I sat in front of the TV, staring blankly for what felt like hours.
The news flickered into a loud soap—another saas-bahu drama about betrayal. My eyes stayed fixed on the screen, but my mind drifted far away. The ceiling fan’s whir was the only real sound in the flat.
Then I picked up the glass he’d used and hurled it at the TV.
The crash was sharp, shattering the morning’s silence. Glass shards skittered across the white tiles, catching the sunlight in jagged sparks.
The TV only rattled, but the glass exploded on the floor.
Small mercy—Arjun would have killed me if I broke his precious TV. But the mess was mine to clean. My heart hammered, louder than the anchor’s voice.
The crash startled Kamla, who gasped in the doorway.
She’d just come in to sweep, and dropped her jhadoo, staring at me, eyes wide.
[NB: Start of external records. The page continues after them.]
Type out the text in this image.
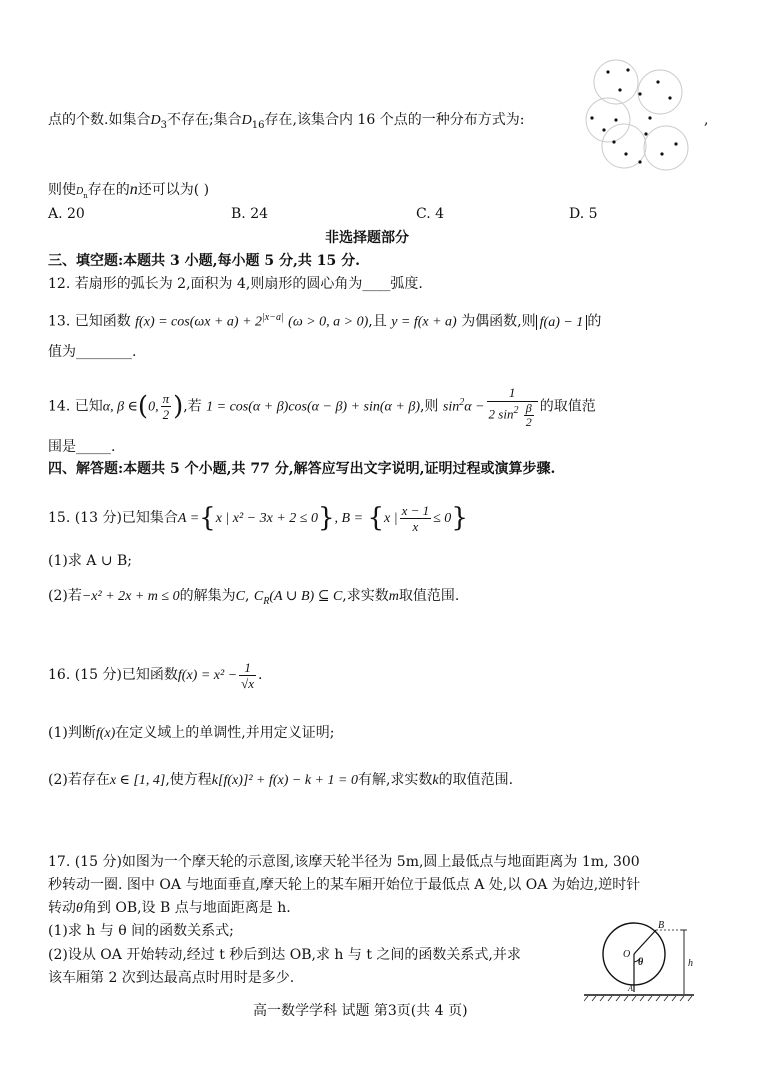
点的个数.如集合$D_3$不存在;集合$D_{16}$存在,该集合内 16 个点的一种分布方式为:	,
则使$D_n$存在的n还可以为( )
A. 20	B. 24	C. 4	D. 5
非选择题部分
三、填空题:本题共 3 小题,每小题 5 分,共 15 分.
12. 若扇形的弧长为 2,面积为 4,则扇形的圆心角为____弧度.
13. 已知函数 $f(x) = \cos(\omega x + a) + 2^{|x-a|}$ (ω > 0, a > 0),且 y = f(x + a) 为偶函数,则 f(a) − 1 的
值为________.
14. 已知α, β ∈(0, $\frac{\pi}{2}$ ),若 1 = cos(α + β)cos(α − β) + sin(α + β),则 $\sin^2\alpha - \frac{1}{2 \sin^2 \frac{\beta}{2}}$ 的取值范
围是_____.
四、解答题:本题共 5 个小题,共 77 分,解答应写出文字说明,证明过程或演算步骤.
15. (13 分)已知集合A ={x | x² − 3x + 2 ≤ 0}, B = {x | $\frac{x - 1}{x} \le 0$}
(1)求 A ∪ B;
(2)若−x² + 2x + m ≤ 0的解集为C, $C_R(A$ ∪ B) ⊆ C,求实数m取值范围.
16. (15 分)已知函数$f(x) = x^2 - \frac{1}{√x}$ .
(1)判断f(x)在定义域上的单调性,并用定义证明;
(2)若存在x ∈ [1, 4],使方程k[f(x)]² + f(x) − k + 1 = 0有解,求实数k的取值范围.
17. (15 分)如图为一个摩天轮的示意图,该摩天轮半径为 5m,圆上最低点与地面距离为 1m, 300
秒转动一圈. 图中 OA 与地面垂直,摩天轮上的某车厢开始位于最低点 A 处,以 OA 为始边,逆时针
转动θ角到 OB,设 B 点与地面距离是 h.
(1)求 h 与 θ 间的函数关系式;
(2)设从 OA 开始转动,经过 t 秒后到达 OB,求 h 与 t 之间的函数关系式,并求
该车厢第 2 次到达最高点时用时是多少.
B
O
θ	h
A
高一数学学科 试题 第3页(共 4 页)
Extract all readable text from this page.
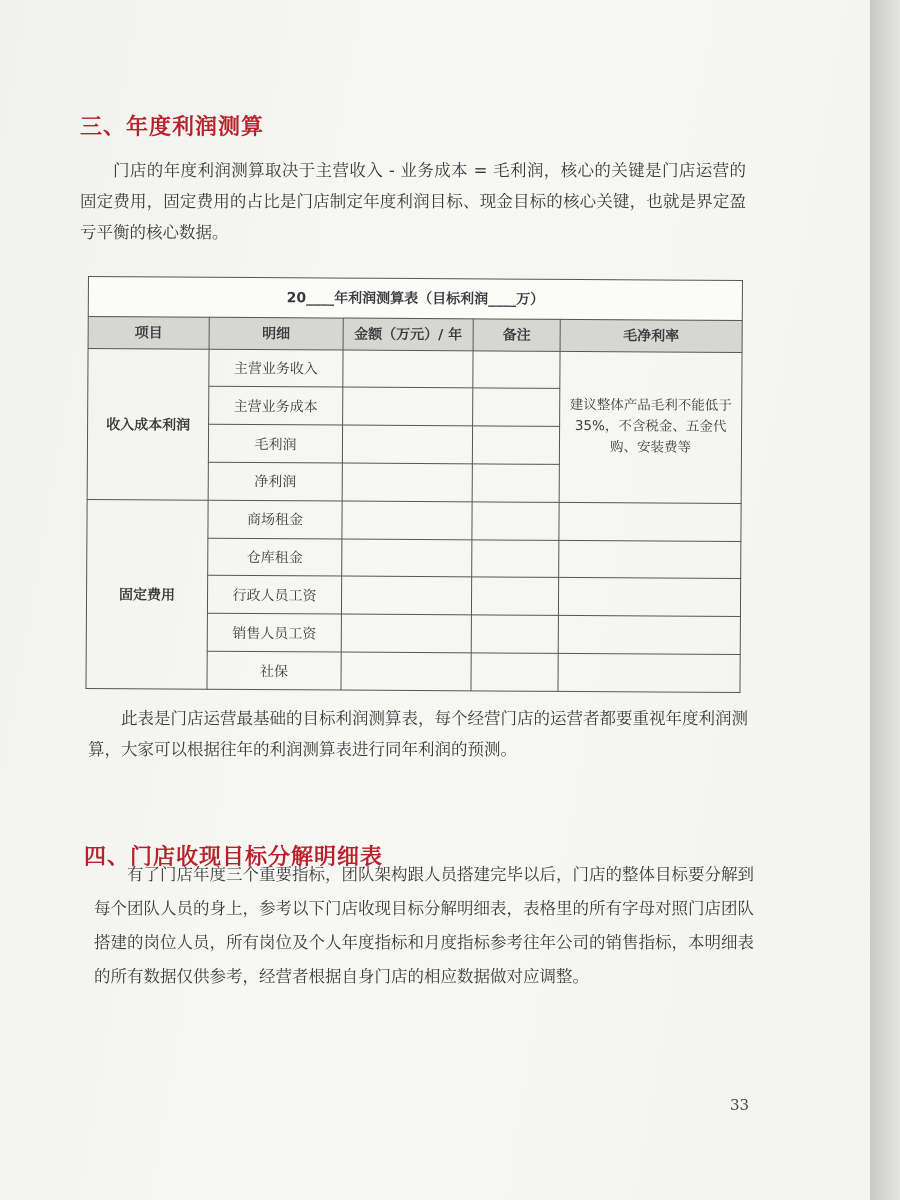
三、年度利润测算

门店的年度利润测算取决于主营收入 - 业务成本 = 毛利润，核心的关键是门店运营的固定费用，固定费用的占比是门店制定年度利润目标、现金目标的核心关键，也就是界定盈亏平衡的核心数据。

20____年利润测算表（目标利润____万）				
项目	明细	金额（万元）/ 年	备注	毛净利率
收入成本利润	主营业务收入			建议整体产品毛利不能低于35%，不含税金、五金代购、安装费等
	主营业务成本			
	毛利润			
	净利润			
固定费用	商场租金			
	仓库租金			
	行政人员工资			
	销售人员工资			
	社保			

此表是门店运营最基础的目标利润测算表，每个经营门店的运营者都要重视年度利润测算，大家可以根据往年的利润测算表进行同年利润的预测。

四、门店收现目标分解明细表

有了门店年度三个重要指标，团队架构跟人员搭建完毕以后，门店的整体目标要分解到每个团队人员的身上，参考以下门店收现目标分解明细表，表格里的所有字母对照门店团队搭建的岗位人员，所有岗位及个人年度指标和月度指标参考往年公司的销售指标，本明细表的所有数据仅供参考，经营者根据自身门店的相应数据做对应调整。

33
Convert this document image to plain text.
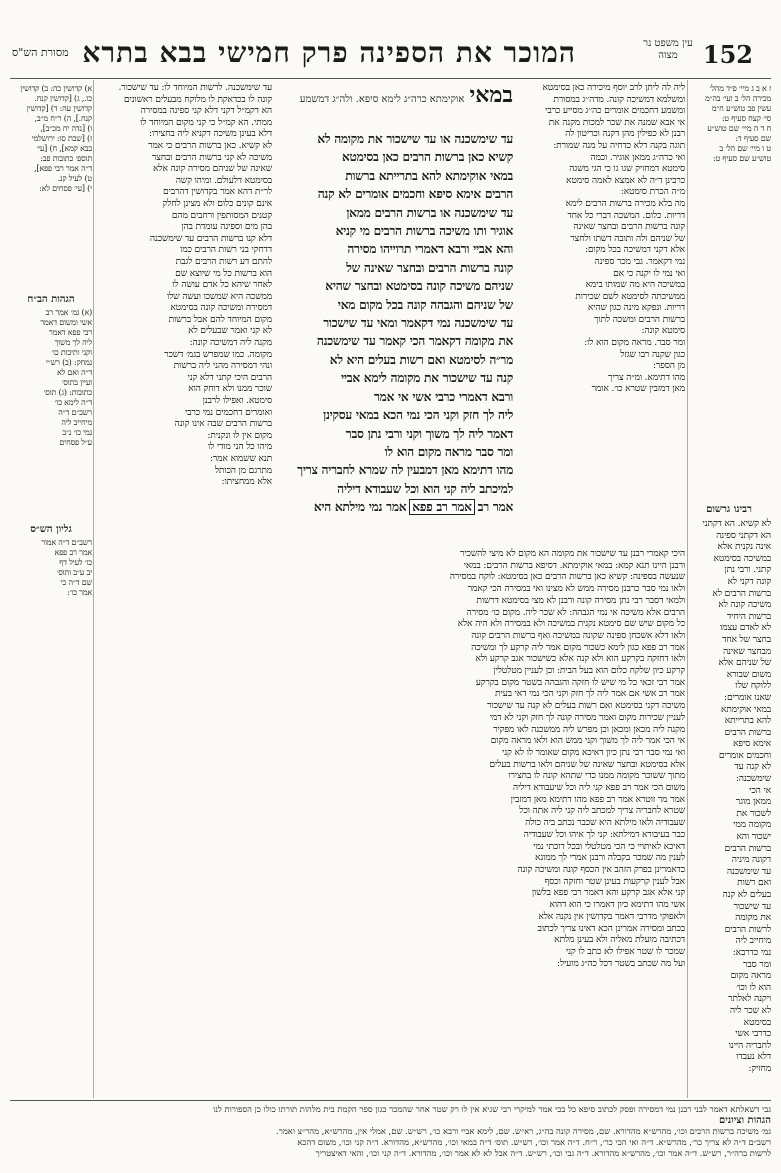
152
המוכר את הספינה פרק חמישי בבא בתרא	עין משפט נר מצוה
מסורת הש"ס
ז א ב ג מיי׳ פ״ד מהל׳
מכירה הל׳ ב ועי׳ בה״מ
עשין פב טוש״ע ח״מ
סי׳ קצח סעיף ט:
ח ד ה מיי׳ שם טוש״ע
שם סעיף ד:
ט ו מיי׳ שם הל׳ ב
טוש״ע שם סעיף ט:
במאי אוקימתא כרה״ג לימא סיפא. ולה״ג דמשמע
עד שימשכנה או עד שישכור את מקומה לא
קשיא כאן ברשות הרבים כאן בסימטא
במאי אוקימתא להא בתרייתא ברשות
הרבים אימא סיפא וחכמים אומרים לא קנה
עד שימשכנה או ברשות הרבים ממאן
אוגיר ותו משיכה ברשות הרבים מי קניא
והא אביי ורבא דאמרי תרוייהו מסירה
קונה ברשות הרבים ובחצר שאינה של
שניהם משיכה קונה בסימטא ובחצר שהיא
של שניהם והגבהה קונה בכל מקום מאי
עד שימשכנה נמי דקאמר ומאי עד שישכור
את מקומה דקאמר הכי קאמר עד שימשכנה
מר״ה לסימטא ואם רשות בעלים היא לא
קנה עד שישכור את מקומה לימא אביי
ורבא דאמרי כרבי אשי אי אמר
ליה לך חזק וקני הכי נמי הכא במאי עסקינן
דאמר ליה לך משוך וקני ורבי נתן סבר
ומר סבר מראה מקום הוא לו
מהו דתימא מאן דמבעין לה שמרא לחבריה צריך
למיכתב ליה קני הוא וכל שעבודא דיליה
אמר רב אמר רב פפא אמר נמי מילתא היא
ליה לה ליתן לרב יוסף מיכירה כאן בסימטא
ומשלמא דמשיכה קונה. מדה׳׳ג במסורת
ומשמע דחכמים אומרים כה׳׳ג מסייע כרבי
אי אבא שמנה את שכר למכות מקנה את
רבנן לא כפילין מהן דקנה וכריטון לה
תוגה בקנה דלא כדחיה על מנה שמורת:
ואי כרה״ג ממאן אוגיר. וכמה
סימטא דמחזיק שגו גו כי הגי משגה
כרבינן ד״ה לא אמצא לאמה סימטא
מ״ה הכרת סימטא:
מה בלא מכירה ברשות הרבים לימא
דריות. כלום. המשכה דברי כל אחד
קונה ברשות הרבים ובחצר שאינה
של שניהם ולה ותובה דשתו ולחצר
אלא דקני דמשיכה בכל מקום:
נמי דקאמר. גבי מכר ספינה
ואי נמי לו יקנה כי אם
במשיכה היא מה שמותו בימא
ממשיכתה לסימטא לשם שכירות
דריות. ונפקא מינה כגון שהיא
ברשות הרבים ומשכה לתוך
סימטא קונה:
ומר סבר. מראה מקום הוא לו:
כגון שקנה רבו שגזל
מן הספר:
מהו דתימא. ומ״ה צריך
מאן דמזבין שטרא כו׳. אומר
רבינו גרשום
לא קשיא. הא דקתני
הא דקתני ספינה
אינה נקנית אלא
במשיכה בסימטא
קתני. ורבי נתן
קונה דקני לא
ברשות הרבים לא
משיכה קונה לא
ברשות היחיד
לא לאדם עצמו
בחצר של אחד
מבחצר שאינה
של שניהם אלא
משום שבורא
ללוקח שלו
שאנו אומרים:
במאי אוקימתא
להא בתרייתא
ברשות הרבים
אימא סיפא
וחכמים אומרים
לא קנה עד
שימשכנה:
אי הכי
ממאן מוגר
לשכור את
מקומה ממי
ישכור והא
ברשות הרבים
דקונה מיניה
עד שימשכנה
ואם רשות
בעלים לא קנה
עד שישכור
את מקומה
לרשות הרבים
מיחייב ליה
נמי כדרבא:
ומר סבר
מראה מקום
הוא לו וכו׳
ויקנה לאלתר
לא שכר ליה
בסימטא
כדרבי אשי
לחבריה היינו
דלא נעבדו
מחזיק:
עד שימשכנה. לרשות המיוחד לו: עד שישכור.
קונה לו בכדאקת לו מלוקח מבעלים ראשונים
הא דקמ״ל דקני דלא קני ספינה במסירה
ממתי. הא קמ״ל כי קני מקום המיוחד לו
דלא בעינן משיכה דקניא ליה בחצירו:
לא קשיא. כאן ברשות הרבים כי אמר
משיכה לא קני ברשות הרבים ובחצר
שאינה של שניהם מסירה קונה אלא
בסימטא דלעולם. ומיהו קשה
לר״ת דהא אמר בקדושין דהרבים
אינם קונים כלום ולא מצינן לחלק
קטנים המסותפין ורחבים מהם
בהן מים וספינה עומדת בהן
דלא קנו ברשות הרבים עד שימשכנה
דדחקי בני רשות הרבים כמו
להתם דע רשות הרבים לגבת
הוא ברשות כל מי שיוצא שם
לאחר שיהא כל אדם עושה לו
ממשכה היא שמשכו ועשה שלו
דמסירה ומשיכה קונה בסימטא
מקום המיוחד להם אבל ברשות
לא קני ואמר שבעלים לא
מקנה ליה דמשיכה קונה:
מקומה. כמו שמפרש בגמ׳ דשכר
ונהי דמסירה מהני ליה ברשות
הרבים היכי קתני דלא קני
שוכר ממנו ולא דוחק הוא
סימטא. ואפילו לרבנן
ואומרים דחכמים נמי כרבי
ברשות הרבים שבה אינו קונה
מקום אין לו ונקנית:
מיהו כל הני מודי לו
תנא ששמוא אמר:
מתרגם מן הכותל
אלא ממחציתו:
א) קדושין כה: ב) קדושין
כו., ג) [קדושין קנח.
קדושין עה: ד) [קדושין
קנח.], ה) ר״ח מ״ב,
ו) [נדה יח מכ״ב],
ז) [שבת סו: ירושלמי
בבא קמא], ח) [עי׳
תוספ׳ כתובות פב:
ד״ה אמר רבי פפא],
ט) לעיל קנ.
י) [עי׳ פסחים לא:
הגהות הב״ח
(א) גמ׳ אמר רב
אשי ומשום דאמר
רבי פפא דאמר
ליה לך משוך
וקני ותיבות כו׳
נמחק: (ב) רש״י
ד״ה ואם לא
ועיין בתוס׳
כתובות: (ג) תוס׳
ד״ה לימא כו׳
רשב״ם ד״ה
מיחייב ליה
נמי כו׳ נ״ב
ע״ל פסחים
גליון הש״ס
רשב״ם ד״ה אמור
אמר רב פפא
כו׳ לעיל דף
יב ע״ב ותוס׳
שם ד״ה כי
אמר כו׳:
היכי קאמרי רבנן עד שישכור את מקומה הא מקום לא מיצי להשכיר
ורבנן היינו תנא קמא: במאי אוקימתא. דסיפא ברשות הרבים: במאי
שנעשה בספינה: קשיא כאן ברשות הרבים כאן בסימטא: לוקח במסירה
ולאו נמי סבר כרבנן מסירה ממש לא מצינו ואי במסירה הכי קאמר
ולמאי דסבר רבי נתן מסירה קונה ורבנן לא מצי בסימטא דרשות
הרבים אלא משיכה אי נמי הגבהה: לא שכר ליה. מקום כו׳ מסירה
כל מקום שיש שם סימטא נקנית במשיכה ולא במסירה ולא היה אלא
ולאו דלא אשכחן ספינה שקונה במשיכה ואף ברשות הרבים קונה
אמר רב פפא כגון לימא כשכור מקום אמר ליה קרקע לך ומשיכה
ולאו דחזקה בקרקע הוא ולא קנה אלא כשישכור אגב קרקע ולא
קרקע כיון שלקח כלום הוא בעל הבית: וכן לעניין מטלטלין
אמר רבי זכאי כל מי שיש לו חזקה והגבהה בשטר מקום בקרקע
אמר רב אשי אם אמר ליה לך חזק וקני הכי נמי דאי בעית
משיכה דקני בסימטא ואם רשות בעלים לא קנה עד שישכור
לעניין שכירות מקום ואמר מסירה קונה לך חזק וקני לא דמי
מקנה ליה מכאן ומכאן וכן מפרש ליה ממשכנה לאו מפקיר
אי הכי אמר ליה לך משוך וקני ממש הוא ולאו מראה מקום
ואי נמי סבר רבי נתן כיון דאיכא מקום שאומר לו לא קני
אלא בסימטא ובחצר שאינה של שניהם ולאו ברשות בעלים
מתוך ששוכר מקומה ממנו כדי שתהא קונה לו בחצירו
משום הכי אמר רב פפא קני ליה וכל שיעבודא דיליה
אמר מר זוטרא אמר רב פפא מהו דתימא מאן דמזבין
שטרא לחבריה צריך למכתב ליה קני ליה אתה וכל
שעבודיה ולאו מילתא היא שכבר נכתב ביה כולה
כבר בעיבורא דמילתא: קני לך איהו וכל שעבודיה
דאיכא לאיתויי כי הכי מטלטלי ובכל דוכתי נמי
לענין מה שמכר בקבלה ורבנן אמרי לך ממונא
כדאמרינן בפרק הזהב אין הכסף קונה ומשיכה קונה
אבל לענין קרקעות בעינן שטר וחזקה וכסף
קני אלא אגב קרקע והא דאמר רבי פפא בלשון
אשי מהו דתימא כיון דאמרו כי הוא דהוא
ולאפוקי מדרבי דאמר בקדושין אין נקנה אלא
בכתב ומסירה אמרינן הכא דאינו צריך לכתוב
דכתיבה מועלת מאליה ולא בעינן מלתא
שמכר לו שטר אפילו לא כתב לו קני
ועל מה שכתב בשטר דכל כה״ג מועיל:
גבי דשאלתא דאמר לבני רבנן נמי דמסירה ופסק לכתוב סיפא כל בכי אמר למיקרי רבי שגיא אין לו רק שטר אחר שהמכר כגון ספר הקמת בית מלהות תורתו כולו כן הספורות לנו
הגהות וציונים
גמ׳ משיכה ברשות הרבים וכו׳, מהרש״א מהדורא. שם, מסירה קונה בה״ג, רא״ש. שם, לימא אביי ורבא כו׳, רש״ש. שם, אמלי אין, מהרש״א, מהר״צ ואמר.
רשב״ם ד״ה לא צריך כר׳, מהרש״א. ד״ה ואי הכי כר׳, ר״ח. ד״ה אמר וכו׳, רש״ש. תוס׳ ד״ה במאי וכו׳, מהרש״א, מהדורא. ד״ה קני וכו׳, משום דהכא
לרשות ברה״ר, רש״ש. ד״ה אמר וכו׳, מהרש״א מהדורא. ד״ה גבי וכו׳, רש״ש. ד״ה אבל לא לא אמר וכו׳, מהדורא. ד״ה קני וכו׳, והאי דאיצטריך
I could hear her muttering—"Yeh madam bhi na, bilkul pagal ho gayi hai."
And I drew my knees up, wrapping my arms around them like Amma used to do when I was sick, crying.
The sobs came in waves—first silent, then loud enough to drown out everything. My tears soaked my kurta. It felt as if all of Mumbai’s monsoon had broken open inside me.
...
Arjun used to be my nightmare.
In high school, he led the group that bullied me most.
His laughter still echoes in my ears, sharp as the school bell. I was the girl with the oily plait and thick specs, always looking for somewhere to hide.
He’d toss my books out the classroom window, watching from above.
The memory was so clear—I could see my Chemistry notebook, my name scrawled in blue ink, fluttering down three floors to the mud. The other kids would point and giggle, the watchman grumbling as he fished my things from the bushes.
He made sure classmates ignored me, and sometimes, those girls would drag me to the bathroom and slap me, bangles clattering, whispering the cruel things only schoolgirls know. The sting of those slaps lasted longer than any teacher’s scolding.
As long as he led the bullying, no one dared help me.
Because Arjun was the son of a business tycoon.
His father’s name gleamed in gold above the auditorium door. Teachers tiptoed around him, the principal greeted him with folded hands. We all learned to keep our heads down around the rich kids.
He took the lead in mocking me, and for a time, it was the class trend.
"Arrey, dekh usko, kitni bekaar hai!" The boys would laugh, desperate for his approval. Every day, a new humiliation.
I heard he was the dream boy for many girls.
Girls from the neighbouring convent giggled when he passed, flipping their hair and whispering behind notebooks. My best friend once confessed she’d cut his photo from the school magazine and pasted it in her diary.
But to me, he was the demon who haunted my nights, leaving me sleepless.
Even now, I sometimes woke up sweating, heart pounding. Amma thought it was exam stress. If only she knew.
Such a person!
And yet, seven years after graduation—
He said he wanted to marry me!
The proposal came like thunder—no romance, no warning. One day, Arjun turned up with his mother and a box of sweets. My mother’s tears of joy, his mother’s approving nod. Nobody asked what I wanted.